The secret to a healthy, nutrient-filled lunch is the 3-prong approach: vegetables, whole grains, and lean protein. Because vegetables are naturally super high in fiber, make veggies the largest portion of your lunch- at least 50% of your plate! Fiber is the “feel-full” nutrient, and, alongside the other fantastic vitamins and minerals you get in a big, colorful salad, almost any veggie combo is a healthy option for lunch. Whole grains add fiber while lean proteins provide an energy boost to help you feel fuller longer and survive the afternoon.

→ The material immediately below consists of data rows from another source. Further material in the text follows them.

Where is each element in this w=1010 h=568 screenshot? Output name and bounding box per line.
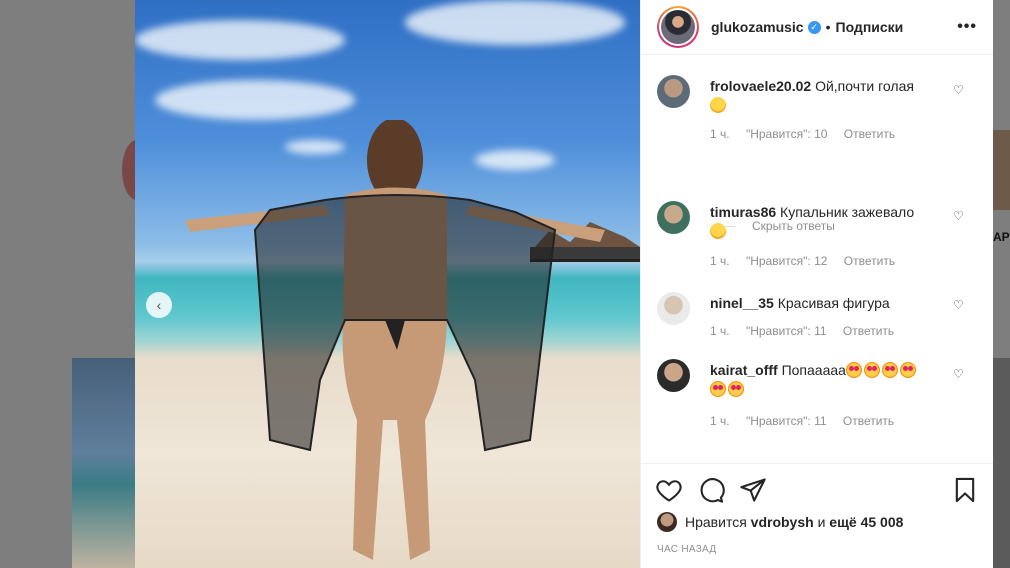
comment-time: 1 ч. — [710, 127, 730, 141]
commenter-avatar[interactable] — [657, 292, 690, 325]
comment-meta: 1 ч. "Нравится": 11 Ответить — [710, 324, 907, 338]
comment-text: Красивая фигура — [777, 295, 890, 311]
liker-avatar[interactable] — [657, 512, 677, 532]
comment-likes[interactable]: "Нравится": 11 — [746, 414, 827, 428]
heart-eyes-icon — [899, 362, 916, 378]
comment-text: Купальник зажевало — [780, 204, 915, 220]
tears-of-joy-face-icon — [710, 223, 726, 239]
heart-eyes-icon — [863, 362, 880, 378]
comment-text-block: kairat_offf Попааааа — [710, 361, 940, 399]
bookmark-icon[interactable] — [951, 476, 979, 504]
comment-likes[interactable]: "Нравится": 12 — [746, 254, 828, 268]
post-timestamp[interactable]: ЧАС НАЗАД — [657, 544, 716, 555]
comment-text-block: frolovaele20.02 Ой,почти голая — [710, 77, 940, 115]
comment-text: Попааааа — [781, 362, 846, 378]
comment-text-block: timuras86 Купальник зажевало — [710, 203, 940, 241]
comments-list: frolovaele20.02 Ой,почти голая ♡ 1 ч. "Н… — [641, 55, 993, 463]
share-icon[interactable] — [739, 476, 767, 504]
reply-button[interactable]: Ответить — [844, 127, 895, 141]
previous-photo-button[interactable]: ‹ — [146, 292, 172, 318]
commenter-username[interactable]: kairat_offf — [710, 362, 778, 378]
likes-middle: и — [817, 514, 826, 530]
background-label: APz — [993, 230, 1010, 244]
heart-eyes-icon — [728, 381, 744, 397]
verified-badge-icon: ✓ — [807, 20, 821, 34]
header-separator: • — [825, 19, 831, 35]
commenter-username[interactable]: frolovaele20.02 — [710, 78, 811, 94]
following-button[interactable]: Подписки — [836, 19, 904, 35]
author-avatar[interactable] — [657, 6, 699, 48]
comment-meta: 1 ч. "Нравится": 10 Ответить — [710, 127, 908, 141]
commenter-avatar[interactable] — [657, 201, 690, 234]
likes-count[interactable]: ещё 45 008 — [829, 514, 903, 530]
comment-text: Ой,почти голая — [815, 78, 914, 94]
comment-icon[interactable] — [697, 476, 725, 504]
person-illustration — [185, 120, 605, 560]
more-options-icon[interactable]: ••• — [957, 18, 977, 36]
comment-time: 1 ч. — [710, 414, 730, 428]
heart-eyes-icon — [710, 381, 726, 397]
comment-likes[interactable]: "Нравится": 11 — [746, 324, 827, 338]
background-thumbnail[interactable] — [993, 130, 1010, 210]
comment-meta: 1 ч. "Нравится": 12 Ответить — [710, 254, 908, 268]
post-header: glukozamusic ✓ • Подписки ••• — [641, 0, 993, 55]
heart-eyes-icon — [881, 362, 898, 378]
comment-like-heart-icon[interactable]: ♡ — [953, 83, 964, 97]
commenter-username[interactable]: ninel__35 — [710, 295, 774, 311]
post-side-panel: glukozamusic ✓ • Подписки ••• frolovaele… — [640, 0, 993, 568]
comment-likes[interactable]: "Нравится": 10 — [746, 127, 828, 141]
commenter-avatar[interactable] — [657, 359, 690, 392]
post-modal: ‹ glukozamusic ✓ • Подписки ••• frolovae… — [135, 0, 993, 568]
reply-button[interactable]: Ответить — [843, 414, 894, 428]
reply-button[interactable]: Ответить — [844, 254, 895, 268]
heart-icon[interactable] — [655, 476, 683, 504]
commenter-avatar[interactable] — [657, 75, 690, 108]
grinning-face-icon — [710, 97, 726, 113]
comment-like-heart-icon[interactable]: ♡ — [953, 367, 964, 381]
likes-prefix: Нравится — [685, 514, 747, 530]
likes-summary: Нравится vdrobysh и ещё 45 008 — [657, 512, 903, 532]
commenter-username[interactable]: timuras86 — [710, 204, 776, 220]
background-thumbnail[interactable] — [993, 358, 1010, 568]
author-username[interactable]: glukozamusic — [711, 19, 804, 35]
comment-meta: 1 ч. "Нравится": 11 Ответить — [710, 414, 907, 428]
comment-text-block: ninel__35 Красивая фигура — [710, 294, 940, 313]
comment-like-heart-icon[interactable]: ♡ — [953, 209, 964, 223]
background-thumbnail[interactable] — [72, 358, 142, 568]
post-photo: ‹ — [135, 0, 640, 568]
comment-time: 1 ч. — [710, 324, 730, 338]
post-actions: Нравится vdrobysh и ещё 45 008 ЧАС НАЗАД — [641, 463, 993, 568]
chevron-left-icon: ‹ — [156, 297, 162, 313]
comment-like-heart-icon[interactable]: ♡ — [953, 298, 964, 312]
reply-button[interactable]: Ответить — [843, 324, 894, 338]
comment-time: 1 ч. — [710, 254, 730, 268]
heart-eyes-icon — [845, 362, 862, 378]
liker-username[interactable]: vdrobysh — [751, 514, 814, 530]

For a winning lunch, have a salad with grilled chicken or shrimp. Avoid any creamy dressings that can add unnecessary, saturated fat; instead, try a combo of balsamic vinegar and olive oil. No healthy dressing options in your pantry? Skip the dressing completely, and toss in a sliced avocado for a source of good fat that will help to fuel your body and keep your brain sharp. If salad isn’t your thing, opt for a deconstructed burrito with shredded chicken, beans, salsa, and brown rice served over a bed of sautéed veggies!

Satiated at Suppertime

For a healthy dinner without the guilt, a great trick is to start with a cup of soup or a small salad. A Penn State Study found that starting your meal with fiber-rich or water-based foods can reduce your overall calorie intake by 12%. If your main meal is under 500 calories, you will keep your portions moderate while still feeling satiated. And remember, one-quarter of your dinner plate should be lean protein, (i.e., chicken or fish) and, like lunch, one-half should be vegetables or salad. The last quarter can be good carbs such as a small, baked sweet potato or pearled barley.

Everything in Moderation!

Dessert gets a bad rap, but you can indulge in your favorite foods once in awhile as long as you don’t go overboard. The name of the game is moderation! If you want a chocolate square, a cookie, or a scoop of gelato, then have one…..just don’t have ten! You don’t want to ruin all the healthy choices you made during the day, but a small treat can be good for your soul!

Eating right is a journey, but it doesn’t mean you have to live in a constant state of deprivation. A little meal planning goes a long way to help healthfully power your body and keep you feeling energized and satisfied all day long!

What have you done to make healthy eating a regular part of everyday?